LOS ANGELES (Reuters) - Aruze USA, the U.S. unit of Japanese billionaire Kazuo Okada's Universal Entertainment Corp 6425.OS, on Monday said a November 16 Thomson Reuters exclusive report and other media reports into alleged illegal funding by the company related to its Philippines operations were not "based on sufficient investigation."
The Reuters story said U.S. gaming regulators are investigating millions of dollars paid by affiliates of Universal to a former consultant of the Philippine gaming authority around the time the company was lobbying to win concessions for a $2 billion Manila casino.
"Our story was accurate and fair and we stand by it and our reporting," said Thomson Reuters spokeswoman Barb Burg.

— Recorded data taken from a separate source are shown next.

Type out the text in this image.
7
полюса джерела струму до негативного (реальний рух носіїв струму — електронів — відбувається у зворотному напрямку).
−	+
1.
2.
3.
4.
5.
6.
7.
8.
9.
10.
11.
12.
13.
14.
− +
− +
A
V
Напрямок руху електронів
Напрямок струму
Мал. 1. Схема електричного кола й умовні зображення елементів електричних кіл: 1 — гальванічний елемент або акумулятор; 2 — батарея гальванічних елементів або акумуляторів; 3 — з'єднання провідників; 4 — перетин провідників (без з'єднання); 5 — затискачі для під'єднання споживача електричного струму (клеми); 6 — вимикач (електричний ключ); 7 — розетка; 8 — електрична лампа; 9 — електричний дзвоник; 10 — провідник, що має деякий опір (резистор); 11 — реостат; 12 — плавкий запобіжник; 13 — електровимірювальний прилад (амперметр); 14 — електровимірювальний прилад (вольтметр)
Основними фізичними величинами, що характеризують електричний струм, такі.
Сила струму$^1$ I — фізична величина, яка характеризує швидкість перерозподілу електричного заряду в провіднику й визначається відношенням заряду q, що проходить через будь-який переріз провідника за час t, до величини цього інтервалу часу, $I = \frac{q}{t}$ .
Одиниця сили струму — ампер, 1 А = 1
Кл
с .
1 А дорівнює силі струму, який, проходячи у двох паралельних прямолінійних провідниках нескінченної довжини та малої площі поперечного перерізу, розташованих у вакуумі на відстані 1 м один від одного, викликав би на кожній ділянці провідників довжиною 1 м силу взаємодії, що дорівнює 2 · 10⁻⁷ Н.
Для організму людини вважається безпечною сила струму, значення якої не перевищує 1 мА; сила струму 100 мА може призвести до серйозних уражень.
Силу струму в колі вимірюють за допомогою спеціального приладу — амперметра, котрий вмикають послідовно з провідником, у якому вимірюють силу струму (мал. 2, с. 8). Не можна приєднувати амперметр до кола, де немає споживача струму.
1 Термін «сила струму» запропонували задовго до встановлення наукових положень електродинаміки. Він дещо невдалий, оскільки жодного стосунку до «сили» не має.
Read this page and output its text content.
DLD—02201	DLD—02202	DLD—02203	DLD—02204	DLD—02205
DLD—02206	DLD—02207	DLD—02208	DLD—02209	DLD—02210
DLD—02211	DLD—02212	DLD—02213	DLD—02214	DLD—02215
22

The revelation of the contested payments was the latest twist in a bigger falling out between Okada, who made his fortune making pachinko machines, and Las Vegas casino magnate Steve Wynn, chief executive officer of Wynn Resorts. In February, Wynn forcibly redeemed Okada's shares in the company at a steep discount.
A spokesman for Wynn Resorts (WYNN.O) declined to comment.
Also on Monday, a spokesman for Philippine President Benigno Aquino said prosecutors in Manila will investigate whether bribes were paid in relation to the $2 billion Manila Bay casino being developed by Okada.
In its statement, Aruze on Monday said that in August it had filed with the Tokyo district Court a damage lawsuit against Mitsuo Hida, former president or Aruze USA's Japanese branch, in connection with economic damage it said was caused by Hida's embezzlement.
The company added it plans to file criminal charges against Hida.
Hida could not be immediately reached for comment. His Tokyo-based lawyer was also not immediately available.
"During the course of this lawsuit case, we believe that nature and purpose of his embezzlement will be accounted for," it said in its statement.
The Reuters report also cites the Hida lawsuit, and his rebuttal in which he says he was operating under Okada.